An early warning system to alert capitals to impending market turmoil was one change needed to prevent global bodies becoming "marginalised and ineffective", he said.

In a speech in Washington ahead of the International Monetary Fund (IMF) and World Bank's spring meetings, Mr Darling said the 1940s institutions "need to adapt to today's problems".

The spring meetings come at what Mr Darling described as a critical time and follow the IMF's warnings of a slowdown in UK growth and a "mild recession" in the US.

The Chancellor called for changes to the IMF's structure to take into account the knock-on effects of trouble in one market on others around the world.

The current economic turbulence following the collapse of the sub-prime mortgage market in the US has shown how "events in one country can impact on others around the world".

Mr Darling called for a beefed-up role for ministers in setting the IMF's priorities and holding it to account. "I want to make the case for urgent action by the world's major economies to deal with what is the biggest economic shock since the Great Depression and to make the case for reform of our international institutions to meet the challenges of the 21st century," he said.

He added: "There are two key lessons that can be drawn from the current crisis. First, that national economies are intimately linked and that events in one country can impact on others around the world.

"Second, that there is a need for national policy makers to take action in response to the risks that have been identified. That is why the IMF needs to work with the Financial Stability Forum (FSF) to develop an early warning system. A system that would identify the risks to macroeconomic stability.

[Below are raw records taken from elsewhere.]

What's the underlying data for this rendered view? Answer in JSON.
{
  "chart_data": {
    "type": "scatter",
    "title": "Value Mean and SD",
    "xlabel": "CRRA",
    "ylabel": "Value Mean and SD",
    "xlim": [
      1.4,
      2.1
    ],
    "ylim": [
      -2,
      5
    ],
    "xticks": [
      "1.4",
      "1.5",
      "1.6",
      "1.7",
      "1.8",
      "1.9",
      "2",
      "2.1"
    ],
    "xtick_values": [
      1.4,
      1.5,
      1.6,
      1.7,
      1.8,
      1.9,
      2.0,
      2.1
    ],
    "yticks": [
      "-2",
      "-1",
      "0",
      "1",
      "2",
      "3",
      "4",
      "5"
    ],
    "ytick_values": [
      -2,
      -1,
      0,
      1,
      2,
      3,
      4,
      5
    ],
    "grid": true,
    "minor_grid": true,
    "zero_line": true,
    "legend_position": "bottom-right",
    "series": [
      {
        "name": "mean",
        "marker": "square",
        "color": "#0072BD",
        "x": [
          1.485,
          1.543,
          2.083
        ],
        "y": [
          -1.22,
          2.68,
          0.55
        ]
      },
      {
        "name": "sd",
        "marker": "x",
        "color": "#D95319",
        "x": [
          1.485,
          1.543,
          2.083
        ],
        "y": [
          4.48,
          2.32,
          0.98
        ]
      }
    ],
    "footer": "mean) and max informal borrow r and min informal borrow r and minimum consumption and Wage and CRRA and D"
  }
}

"As part of this I believe that the IMF must focus its surveillance more closely on financial sector issues and on the links between developments in the financial sector and the real economy.

"The IMF should also strengthen its analysis of spill-overs between economies, so that we have a better understanding of how difficulties in one market in one country can be transmitted to another through the establishment of a multilateral surveillance department to shift the focus from national surveillance."

The Chancellor spoke of the need to combine at a global level the best understanding of the sources of risk with the best understanding of the policy responses.

The "critical point", according to Mr Darling, is that "all long-standing and established organisations need to be ready to change.

"If not they will become marginalised and ineffective in supporting the co-operation needed to deal with global events and issues."

He added: "The international meetings this weekend are important meetings which are taking place at a critical time. Finance ministers must take action to support the global economy in the short term."

A Treasury official said the early warning system would combine analytical expertise with the real-time experience of policy and markets.

"We want the Fund to become more forward-looking and proactive. It is fine to have excellent analysis after the event, but also vital for the IMF to be forward-looking," he said.